10/09/2026 14:304 min de leituraAtualizado há 1 hora

Fonte: Contábeis · Síntese editorial da GL Inteligência Contábil. Veja também o nosso guia de Fiscal e Obrigações, atualizado a cada mudança de norma.

Uma nova lei complementar acaba de mudar as regras do jogo para quem discute tributos com o Fisco, mas ainda não é hora de comemorar uma solução imediata. A Lei Complementar nº 236/2026, publicada em 4 de setembro e já em vigor, incluiu no Código Tributário Nacional a possibilidade de usar mediação e arbitragem para resolver conflitos tributários e aduaneiros. O detalhe importante é que esses caminhos ainda não estão liberados para uso: dependem de leis específicas que ainda precisam ser criadas.

Se a sua empresa vive às voltas com autuações, discussões administrativas ou disputas judiciais com o Fisco, essa mudança merece atenção, porque promete, no futuro, formas mais rápidas e menos desgastantes de resolver impasses. Mas a lei também trouxe outras novidades que já valem agora, como regras gerais para o processo administrativo fiscal, limites para multas e a obrigação de o Fisco seguir decisões definitivas do STF e do STJ.

O que muda com a arbitragem e a mediação

A arbitragem tributária, prevista no novo artigo 171-A do CTN, funcionará como um julgamento privado: um árbitro analisa a controvérsia e profere uma decisão que tem o mesmo peso de uma decisão judicial, sendo obrigatória para as partes.
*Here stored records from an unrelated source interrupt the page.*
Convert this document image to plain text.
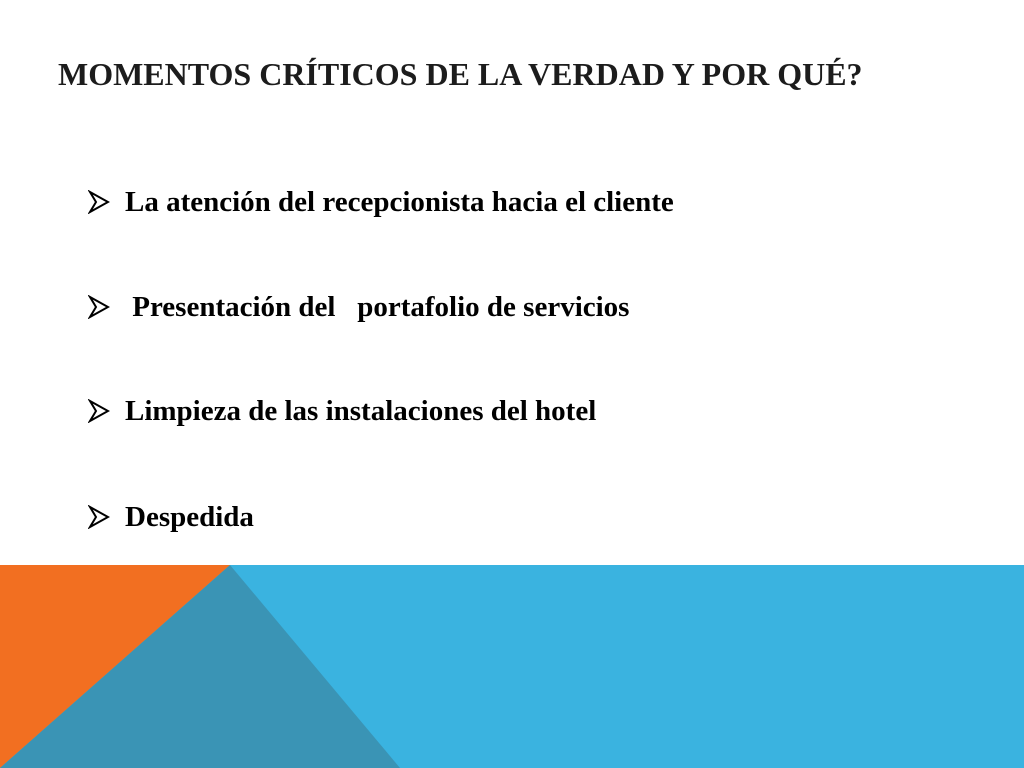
MOMENTOS CRÍTICOS DE LA VERDAD Y POR QUÉ?
La atención del recepcionista hacia el cliente
Presentación del   portafolio de servicios
Limpieza de las instalaciones del hotel
Despedida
Já a mediação, tratada no artigo 171-B, tem lógica diferente: o mediador não decide nada, apenas ajuda a empresa e o Fisco a chegarem sozinhos a um acordo.
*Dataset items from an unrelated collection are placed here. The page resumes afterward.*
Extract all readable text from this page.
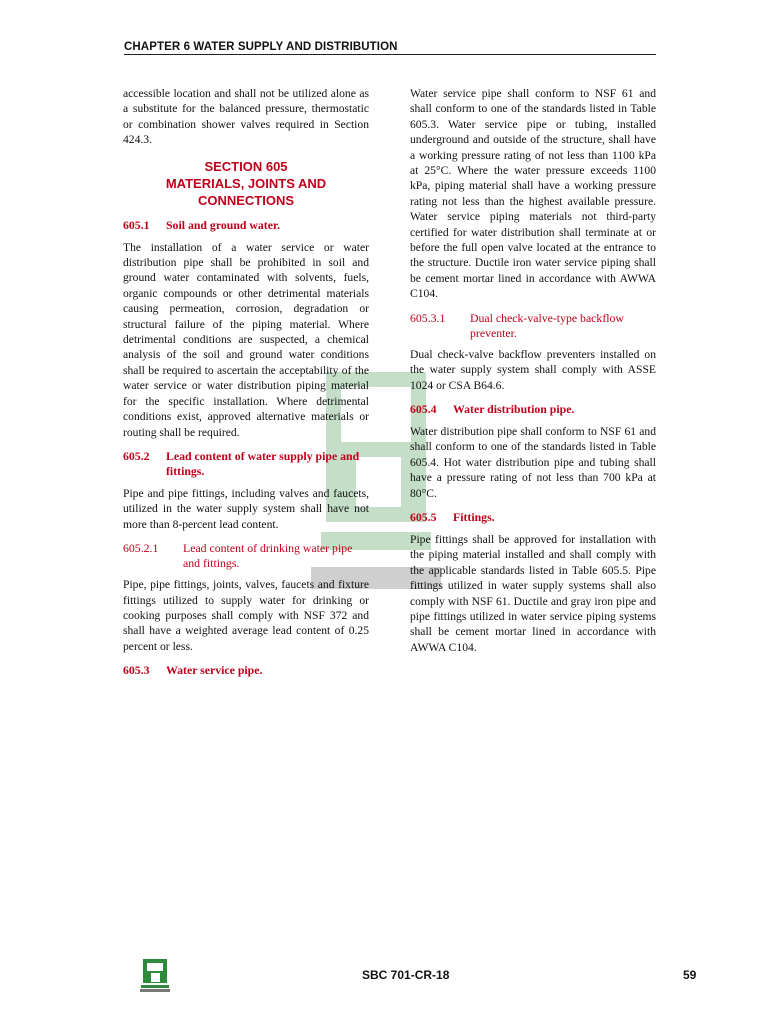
CHAPTER 6 WATER SUPPLY AND DISTRIBUTION

accessible location and shall not be utilized alone as a substitute for the balanced pressure, thermostatic or combination shower valves required in Section 424.3.

SECTION 605
MATERIALS, JOINTS AND CONNECTIONS
605.1	Soil and ground water.

The installation of a water service or water distribution pipe shall be prohibited in soil and ground water contaminated with solvents, fuels, organic compounds or other detrimental materials causing permeation, corrosion, degradation or structural failure of the piping material. Where detrimental conditions are suspected, a chemical analysis of the soil and ground water conditions shall be required to ascertain the acceptability of the water service or water distribution piping material for the specific installation. Where detrimental conditions exist, approved alternative materials or routing shall be required.

605.2	Lead content of water supply pipe and fittings.

Pipe and pipe fittings, including valves and faucets, utilized in the water supply system shall have not more than 8-percent lead content.

605.2.1	Lead content of drinking water pipe and fittings.

Pipe, pipe fittings, joints, valves, faucets and fixture fittings utilized to supply water for drinking or cooking purposes shall comply with NSF 372 and shall have a weighted average lead content of 0.25 percent or less.

605.3	Water service pipe.

Water service pipe shall conform to NSF 61 and shall conform to one of the standards listed in Table 605.3. Water service pipe or tubing, installed underground and outside of the structure, shall have a working pressure rating of not less than 1100 kPa at 25°C. Where the water pressure exceeds 1100 kPa, piping material shall have a working pressure rating not less than the highest available pressure. Water service piping materials not third-party certified for water distribution shall terminate at or before the full open valve located at the entrance to the structure. Ductile iron water service piping shall be cement mortar lined in accordance with AWWA C104.

605.3.1	Dual check-valve-type backflow preventer.

Dual check-valve backflow preventers installed on the water supply system shall comply with ASSE 1024 or CSA B64.6.

605.4	Water distribution pipe.

Water distribution pipe shall conform to NSF 61 and shall conform to one of the standards listed in Table 605.4. Hot water distribution pipe and tubing shall have a pressure rating of not less than 700 kPa at 80°C.

605.5	Fittings.

Pipe fittings shall be approved for installation with the piping material installed and shall comply with the applicable standards listed in Table 605.5. Pipe fittings utilized in water supply systems shall also comply with NSF 61. Ductile and gray iron pipe and pipe fittings utilized in water service piping systems shall be cement mortar lined in accordance with AWWA C104.

SBC 701-CR-18	59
Nos dois casos, há vantagens práticas previstas na lei. Ao entrar com um pedido de arbitragem, a cobrança do tributo pode ficar suspensa, conforme as condições que ainda serão definidas. Se já existir uma execução fiscal em andamento, essa suspensão só valerá se o crédito já estiver suspenso por outro motivo previsto no CTN ou se a empresa oferecer garantia integral. Uma decisão de arbitragem favorável ao contribuinte, depois de definitiva, também pode extinguir o crédito tributário. Na mediação, o acordo firmado suspende a cobrança enquanto estiver sendo cumprido, e o cumprimento integral extingue a dívida.

Arbitragem

  • Um árbitro decide a controvérsia
  • Decisão é vinculante, como sentença judicial
  • Depende de lei especial para funcionar
  • Pode suspender a cobrança do crédito

Mediação

  • Um mediador apenas facilita o diálogo
  • Solução é construída pelas próprias partes
  • Depende de lei que defina critérios
  • Acordo suspende a cobrança enquanto válido

Quem é afetado e quando poderá usar

Na prática, qualquer empresa que tenha ou venha a ter disputas tributárias ou aduaneiras com a União, estados, Distrito Federal ou municípios pode, no futuro, ser beneficiada por esses instrumentos. Mas a própria lei deixa claro que ainda faltam definições essenciais: quais tipos de conflito poderão ser levados à mediação ou à arbitragem, em que momento o pedido pode ser feito, como serão escolhidos os mediadores e árbitros, quais os custos envolvidos e quais órgãos vão conduzir os casos.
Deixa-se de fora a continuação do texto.